Long-horizon and scene-scale consistency: Most benchmarks operate on short temporal windows; future work will require scalable hierarchical modeling and more explicit temporal abstractions (Atzmon et al., 2024, Mai et al., 8 Dec 2025).
Plug-and-play deployment: There is continued demand for robust, training-free modules compatible with arbitrary T2V backbones (e.g., community models) (Guo et al., 2023).

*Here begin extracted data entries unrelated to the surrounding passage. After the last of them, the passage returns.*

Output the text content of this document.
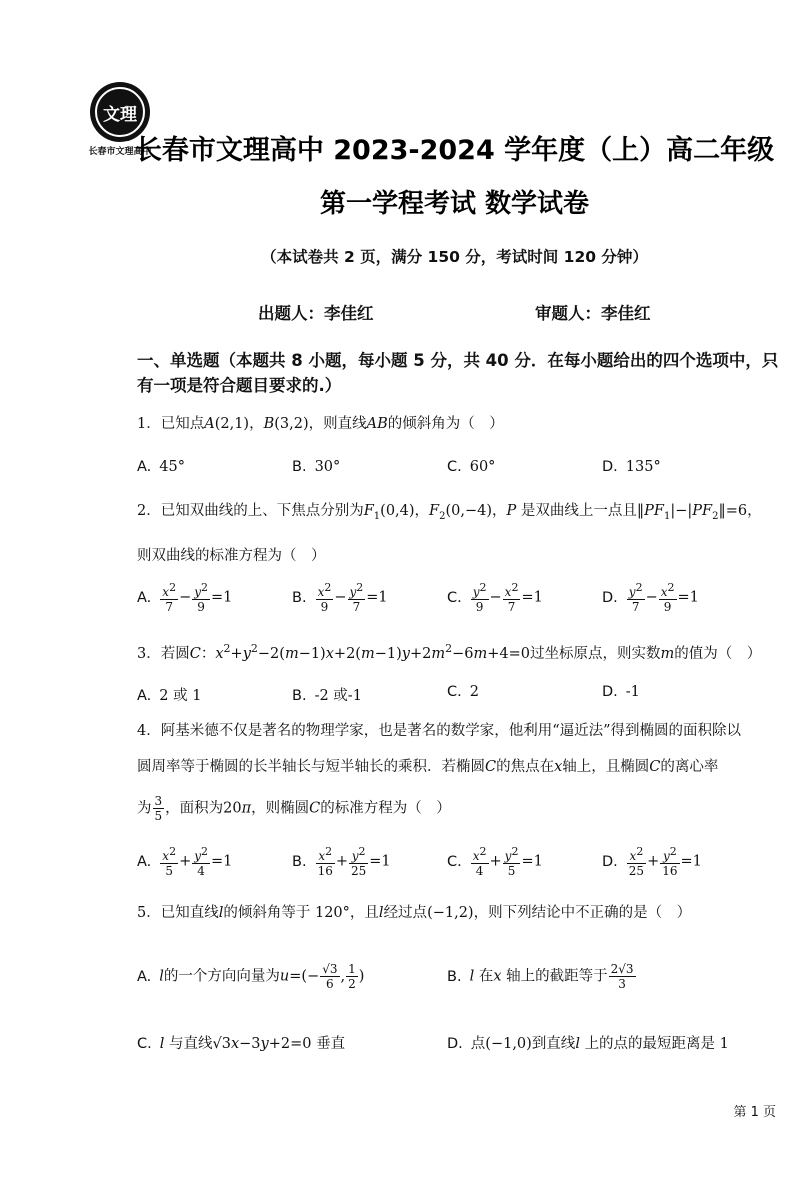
文理
长春市文理高中
长春市文理高中 2023-2024 学年度（上）高二年级
第一学程考试 数学试卷
（本试卷共 2 页，满分 150 分，考试时间 120 分钟）
出题人：李佳红	审题人：李佳红
一、单选题（本题共 8 小题，每小题 5 分，共 40 分．在每小题给出的四个选项中，只有一项是符合题目要求的.）
1．已知点A(2,1)，B(3,2)，则直线AB的倾斜角为（　）
A. 45°	B. 30°	C. 60°	D. 135°
2．已知双曲线的上、下焦点分别为$F_1(0,4)$，$F_2(0,-4)$，P 是双曲线上一点且$‖PF_1|-|PF_2‖=6$，
则双曲线的标准方程为（　）
A. $\frac{x2}{7} - \frac{y2}{9} =1$	B. $\frac{x2}{9} - \frac{y2}{7} =1$	C. $\frac{y2}{9} - \frac{x2}{7} =1$	D. $\frac{y2}{7} - \frac{x2}{9} =1$
3．若圆C：$x^2+y^2-2(m-1)x+2(m-1)y+2m^2-6m+4=0$过坐标原点，则实数m的值为（　）
A. 2 或 1	B. -2 或-1	C. 2	D. -1
4．阿基米德不仅是著名的物理学家，也是著名的数学家，他利用“逼近法”得到椭圆的面积除以
圆周率等于椭圆的长半轴长与短半轴长的乘积．若椭圆C的焦点在x轴上，且椭圆C的离心率
为 $\frac{3}{5}$ ，面积为20π，则椭圆C的标准方程为（　）
A. $\frac{x2}{5} + \frac{y2}{4} =1$	B. $\frac{x2}{16} + \frac{y2}{25} =1$	C. $\frac{x2}{4} + \frac{y2}{5} =1$	D. $\frac{x2}{25} + \frac{y2}{16} =1$
5．已知直线l的倾斜角等于 120°，且l经过点(−1,2)，则下列结论中不正确的是（　）
A. l的一个方向向量为$u=(- \frac{√3}{6}$ , $\frac{1}{2}$ )	B. l 在x 轴上的截距等于 $\frac{2√3}{3}$
C. l 与直线√3x−3y+2=0 垂直	D. 点(−1,0)到直线l 上的点的最短距离是 1
第 1 页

Potential directions include:

Adaptive frequency or part-aware identity controllers
RLHF and preference-driven training at scale
Explicit 3D-aware consistency
Perceptually aligned evaluation metrics
Extending to stylized, open-domain, or multi-actor IPT2V scenarios

7. Representative Methods: Comparative Overview

Model	Architectural Core	Distinctive Mechanism	Tuning-Free	Multi-Ref	Pose/3D Prior	RL/Reward
LaVieID (Song et al., 11 Aug 2025)	DiT w/ local + TAM	Local router, temporal AR correction	✓
MoCA (Xie et al., 5 Aug 2025)	DiT w/ MoE CA layers	Hierarchical temporal pooling	✓
ConsisID (Yuan et al., 2024)	DiT + Freq. injection	Low/high-freq face extractors	✓
AnyID (Wang et al., 26 Mar 2026)	DiT, flow-matching	Multi-ref fusion, anchor/delta prompt, RLHF	✓	✓		✓
FantasyID (Zhang et al., 19 Feb 2025)	DiT + 3D/2D fusion	3D mesh prior, multi-view, learnable injection	✓		✓
FaithfulFaces (Wang et al., 6 May 2026)	DiT + pose-shared aligner	Euler angle embed, pose-invariant contrastive	✓		✓
TPIGE (Gao et al., 1 Sep 2025)	DiT + prompt/img GE	Black-box prompt & ID enhancement, plug-in	✓
ID-Composer (Pan et al., 1 Nov 2025)	DiT + hierarchical attn	Multi-subject attn, VLM-guidance, RLVR		✓		✓
I2V-Adapter (Guo et al., 2023)	Cross-frame attention	Training-free, plug-in, frame similarity prior	✓

Encompassing these developments, IPT2V research continues to push advances in high-fidelity, prompt-controllable, robust identity-preserving video synthesis, moving toward practical deployment in creative, entertainment, and telepresence domains.